We are 70 years old this year and the great leap in IOM took place in the last decade when we practically became a universal agency. What has changed from CIM to IOM is that IOM has become an agency related to the United Nations and not completely separate and autonomous as it has been for many years. As of 2016 it became part of the United Nations system and today is an organization with 174 members, present in 160 countries, with almost 500 offices and has a budget of $ 2.2 billion. It experienced a remarkable growth, corresponding also to the growth of migration. The truth is that in the last two decades the numbers of international migrants have increased exponentially and, therefore, the needs as regards supporting states and migrants themselves have also grown exponentially and, from this perspective, the organization has also grown.
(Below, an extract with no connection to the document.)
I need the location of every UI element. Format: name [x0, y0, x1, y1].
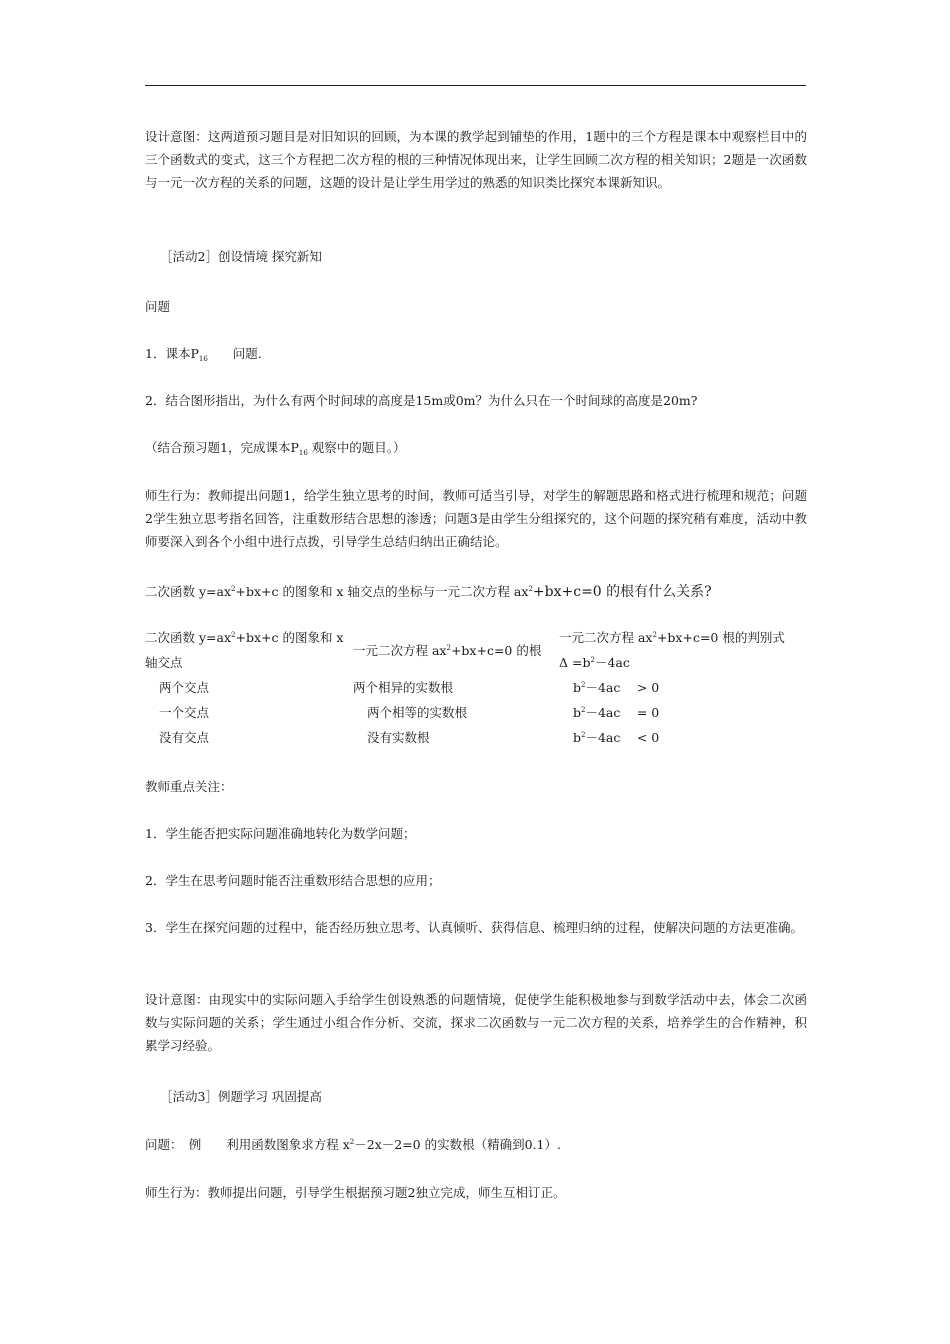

Could this huge migratory flow help mitigating what we know today as Western European civilization, Chinese civilization? Can the role of migrants be such that they are not only integrated but also contribute to building a different society?
Societies are all changing in many ways, including their ethnic, religious, cultural and even gastronomic composition. Even countries that were more reluctant and have cultures that are probably more consolidated and less open to the outside now take in migrants. About 350,000 migrants will be taken in, for example, in Japan in the next three years. The same could be said of China, which, due to its demographic situation, today has a much more open policy to take in migrants in its territory, something that 10 years ago was probably unthinkable as China is the largest country in the world from the point of view of population. But each case is different. The interaction between arriving migrants and host societies is very different. And Portugal, which is a small country, has a good example of this. We have a classic migratory tradition that is linked to the language, which is clearly the migration from Portuguese-speaking African countries and Brazil. This is the profile of our immigration. But, as I mentioned, we suddenly had a very large migratory flow of Ukrainians. Ukraine is not next-door and, as far as I know, does not speak Portuguese. It’s another reality, another dimension and there are other integration challenges. And now we have Asian immigration from Bangladesh, Thailand, Nepal, and India … and this is a new reality that is also completely different from the previous. In this sense, societies interact with migrants. Portugal continues to be a country open to the world because this is our history, this is our identity, and this is our universal vocation. We have such a consolidated history, a language so specific, a culture so clearly established and we do not have to fear being diluted by the interaction we have with other peoples in the world.